Earlier, the United States had expelled 60 Russian diplomats from its territory in response to the attempt assassination of the Skripals. Now the country decided to impose further sanctions; they will be introduced in two steps. The ban on exporting products and technologies related to the U.S. national security (including advanced dual-use equipment) is expected to come into force on August 22. The second sanctions package will be implemented 90 days after they had been announced – at the beginning of November. For example, they envisage actual suspension of trade exchange with Russia. New U.S. sanctions may have negative impact on Russia’s oil industry as it heavily depends on technical equipment imported to Russia from the West.

More energy issues have been mentioned in the draft law on protecting the U.S. security against the potential Kremlin aggression (Defending American Security from the Kremlin Aggression Act of 2018). A group of both Republican and Democratic senators has prepared a bill targeted at Russia; they had intention to punish the Kremlin for its “on-going and constant meddling in the 2016 U.S. presidential elections, disastrous influence in Syria, aggressive activities in the Crimea as well as some other issues.” Moreover, the extensive document contains the president’s commitment to introduce restrictions – provided by the CAATSA Act of July 2017 – on individuals investing over 250 million dollars in Russian energy projects on entities delivering goods, services, capital or technologies with the aim of supporting Russian oil projects worth at the least 1 million dollars. The penalties would become applicable within 180 days since the Act comes into force. In addition, the paper obliges the president to report on individuals and institutions involved in investing in the Russian oil sector; in addition, the draft provides for the introduction of penalties for entities that would violate the sanctions as well as it calls for coordinating U.S. sanctions with restrictions imposed by the European Union.

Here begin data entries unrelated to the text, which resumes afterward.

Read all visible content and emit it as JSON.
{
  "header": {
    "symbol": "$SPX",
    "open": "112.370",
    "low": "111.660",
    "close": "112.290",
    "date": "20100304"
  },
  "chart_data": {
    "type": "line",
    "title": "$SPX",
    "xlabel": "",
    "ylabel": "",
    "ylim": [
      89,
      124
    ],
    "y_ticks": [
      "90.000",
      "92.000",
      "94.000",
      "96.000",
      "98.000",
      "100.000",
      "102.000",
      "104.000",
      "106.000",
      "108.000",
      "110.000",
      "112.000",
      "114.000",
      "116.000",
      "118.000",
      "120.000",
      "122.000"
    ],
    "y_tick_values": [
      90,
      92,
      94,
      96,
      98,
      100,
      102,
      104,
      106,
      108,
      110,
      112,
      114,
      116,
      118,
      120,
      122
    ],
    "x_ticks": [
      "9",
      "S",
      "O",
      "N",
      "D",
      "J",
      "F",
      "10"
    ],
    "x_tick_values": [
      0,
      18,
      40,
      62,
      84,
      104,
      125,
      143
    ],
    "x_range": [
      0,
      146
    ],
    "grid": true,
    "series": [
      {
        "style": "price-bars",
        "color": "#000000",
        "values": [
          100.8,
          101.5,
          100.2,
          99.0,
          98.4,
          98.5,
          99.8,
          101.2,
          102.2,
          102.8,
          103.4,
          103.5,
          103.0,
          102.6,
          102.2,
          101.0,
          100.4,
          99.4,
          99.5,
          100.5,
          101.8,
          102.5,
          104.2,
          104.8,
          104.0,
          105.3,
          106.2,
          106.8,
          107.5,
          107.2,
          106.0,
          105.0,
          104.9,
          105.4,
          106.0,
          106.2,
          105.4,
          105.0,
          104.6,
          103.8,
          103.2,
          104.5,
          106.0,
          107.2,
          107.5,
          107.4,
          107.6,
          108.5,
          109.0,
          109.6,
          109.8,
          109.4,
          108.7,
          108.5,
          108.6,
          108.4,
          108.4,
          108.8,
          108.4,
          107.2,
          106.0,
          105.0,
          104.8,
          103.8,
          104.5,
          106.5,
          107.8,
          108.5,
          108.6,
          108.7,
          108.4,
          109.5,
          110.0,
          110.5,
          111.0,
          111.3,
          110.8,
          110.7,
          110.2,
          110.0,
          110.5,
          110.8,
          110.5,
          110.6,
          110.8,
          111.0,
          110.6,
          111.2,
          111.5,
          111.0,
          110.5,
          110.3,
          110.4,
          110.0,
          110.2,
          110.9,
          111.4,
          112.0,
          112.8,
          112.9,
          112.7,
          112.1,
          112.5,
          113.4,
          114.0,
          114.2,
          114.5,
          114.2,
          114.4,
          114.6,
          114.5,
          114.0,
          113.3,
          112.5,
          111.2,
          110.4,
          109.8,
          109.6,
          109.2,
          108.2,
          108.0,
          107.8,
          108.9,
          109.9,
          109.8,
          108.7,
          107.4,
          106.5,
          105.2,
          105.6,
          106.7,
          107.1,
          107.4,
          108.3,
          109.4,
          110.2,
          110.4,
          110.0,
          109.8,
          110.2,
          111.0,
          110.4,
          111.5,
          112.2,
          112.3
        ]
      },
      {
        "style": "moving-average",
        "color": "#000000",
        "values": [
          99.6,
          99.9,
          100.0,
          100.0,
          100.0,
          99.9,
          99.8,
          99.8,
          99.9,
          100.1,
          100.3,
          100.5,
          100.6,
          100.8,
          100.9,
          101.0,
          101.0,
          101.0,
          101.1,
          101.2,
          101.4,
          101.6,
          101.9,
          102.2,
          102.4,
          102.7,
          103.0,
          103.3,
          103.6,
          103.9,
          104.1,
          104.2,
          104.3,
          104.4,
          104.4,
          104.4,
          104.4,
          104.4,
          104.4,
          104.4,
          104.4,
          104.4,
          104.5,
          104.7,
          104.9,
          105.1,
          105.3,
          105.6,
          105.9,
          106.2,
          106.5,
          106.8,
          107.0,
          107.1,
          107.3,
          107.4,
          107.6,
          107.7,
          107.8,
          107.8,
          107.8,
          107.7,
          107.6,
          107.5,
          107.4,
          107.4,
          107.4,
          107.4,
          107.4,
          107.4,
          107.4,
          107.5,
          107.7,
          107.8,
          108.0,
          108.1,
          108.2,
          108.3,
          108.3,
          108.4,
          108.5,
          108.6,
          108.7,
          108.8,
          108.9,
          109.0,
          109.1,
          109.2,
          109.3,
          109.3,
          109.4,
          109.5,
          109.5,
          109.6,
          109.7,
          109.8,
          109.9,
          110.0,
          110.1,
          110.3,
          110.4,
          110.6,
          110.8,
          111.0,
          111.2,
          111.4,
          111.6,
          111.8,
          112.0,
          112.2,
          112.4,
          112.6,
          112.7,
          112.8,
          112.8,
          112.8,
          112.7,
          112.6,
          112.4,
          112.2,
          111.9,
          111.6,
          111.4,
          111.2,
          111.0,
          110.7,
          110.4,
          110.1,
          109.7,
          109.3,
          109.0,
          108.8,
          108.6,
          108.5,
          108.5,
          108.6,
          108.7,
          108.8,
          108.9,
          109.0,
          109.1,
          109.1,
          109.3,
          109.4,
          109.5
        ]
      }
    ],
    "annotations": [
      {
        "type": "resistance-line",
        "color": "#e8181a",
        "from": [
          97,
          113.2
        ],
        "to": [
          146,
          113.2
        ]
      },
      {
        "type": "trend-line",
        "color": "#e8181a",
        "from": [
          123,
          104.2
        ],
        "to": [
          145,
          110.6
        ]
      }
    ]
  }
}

According to the draft, sanctions will be applied to all oil and gas projects whose value – also the estimated one – exceeds 250 million dollars. And even if the value of a project is below this amount when the law enters into force, investors, who exceed the sum, will be later considered the violators of the law. However, the document has not specified the notion of “energy project”; as a result, it will be possible to consider them in a much broader way as well as it enables to impose restrictions on such investments as the production of solar panels or geological exploration of hydrocarbons.